The mass M of the slick is related to its size by:
M=pAW

where p is the density of the oil (given above), A is the surface area of the slick in m², and W is the thickness of the slick in m. The thickness of a shrinking spill will decrease with time. In this case however, you will be looking at the time period between when it starts to grow and when it reaches a constant size. Assuming a constant slick thickness is probably reasonable for this situation and W= 0.001 m is a realistic thickness to use.

What surface area ( in m²) will the slick ultimately have?

Assume that the constant release of 0.1 m³/s of oil begins at t=0 and that A=0 at t=0. About how long will it take for the slick to reach a constant size?

Homework Equations

The Attempt at a Solution

Ok so the first question is pretty straight forward... the set up for the area was as follows:
A= (rate of oil to slick from source)/(rate of dissolution + rate of evaporation)... which gives A = 21744.02 m²; which I can then use to find the Mass = 18917.3 kg.

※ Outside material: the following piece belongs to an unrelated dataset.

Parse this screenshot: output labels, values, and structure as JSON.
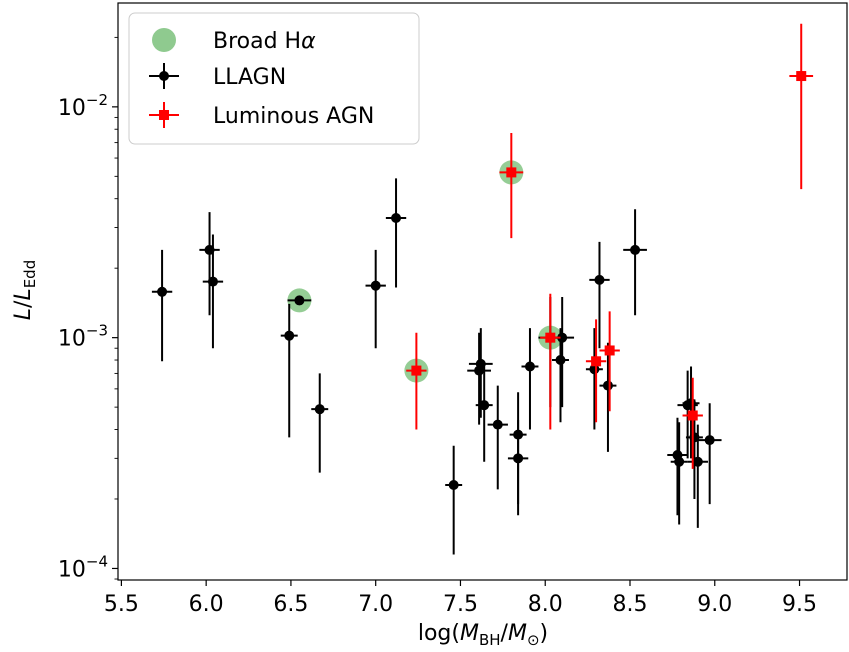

The second question is the one that I am having problems with... I've set up my differential equation and solved for time,

t= 1/0.0046 ln(87) - 1/0.0046 ln (87 -0.0046M)
the problem is that when I plug in M this gives ln(0). What am I missing? did I completely screw up the differential equation set up? Any type of ideas or tips would be greatly appreciated.

 

[Chestermiller]

Lets see the differential equation you came up with. If you feel like it, you might also walk through how you came up with that equation. This is a pretty straightforward problem, so we should readily be able to help.

 

[rico22]

the equation that I based everything from was:

dM/dt = 87 kg/s - .0040011 M/ρw ⇔ dM/dt = 87 kg/s - .0046M... then I used this to set up my integral:

∫dM/(87 - 0.0046M) = ∫dt ⇔ -1/0.0046 ln (87 - 0.0046M) = t + C... and since A = 0 at t=0, C= -1/0.0046 ln(87)... and then I solved for t from the equation on my first post...thanks in advance.

 

[rico22]

I forgot to mention that I based that equation from the first equation on the first post and then I took A = M/ρW.

 

[Chestermiller]

The idealized model is such that it takes an infinite amount of time to accumulate the final steady state mass. What the problem description is really asking is that, on a practical basis, how much time is required to closely approach the final steady state mass. It might help to re-express your solution in a little different way:

M = 18917 (1 - exp(-t /2174))

From this, you can see that the characteristic time constant for the mass growth is 2174 sec. This means that, after a time equal to one time constant, the mass is 63% of its final steady state value; after 2 time constants, the mass is 86% of its final steady state value; after 4 time constants, the mass is 98% of its final steady state value. Four time constants is 8700 sec., or about 2.4 hours.

 

[rico22]

this might be a silly question but where did you get 2174 from?

 

[Chestermiller]

Oops. My mistake. 1/0.0046 = 217.4 sec, so

M = 18917 (1 - exp(-t /217.4))

and the time constant is 217.4 sec.

 

[rico22]

so this means that to get 99% of the mass it would take about 1000 seconds correct?

 

[Chestermiller]

Yes. Nominally, 15 minutes or so.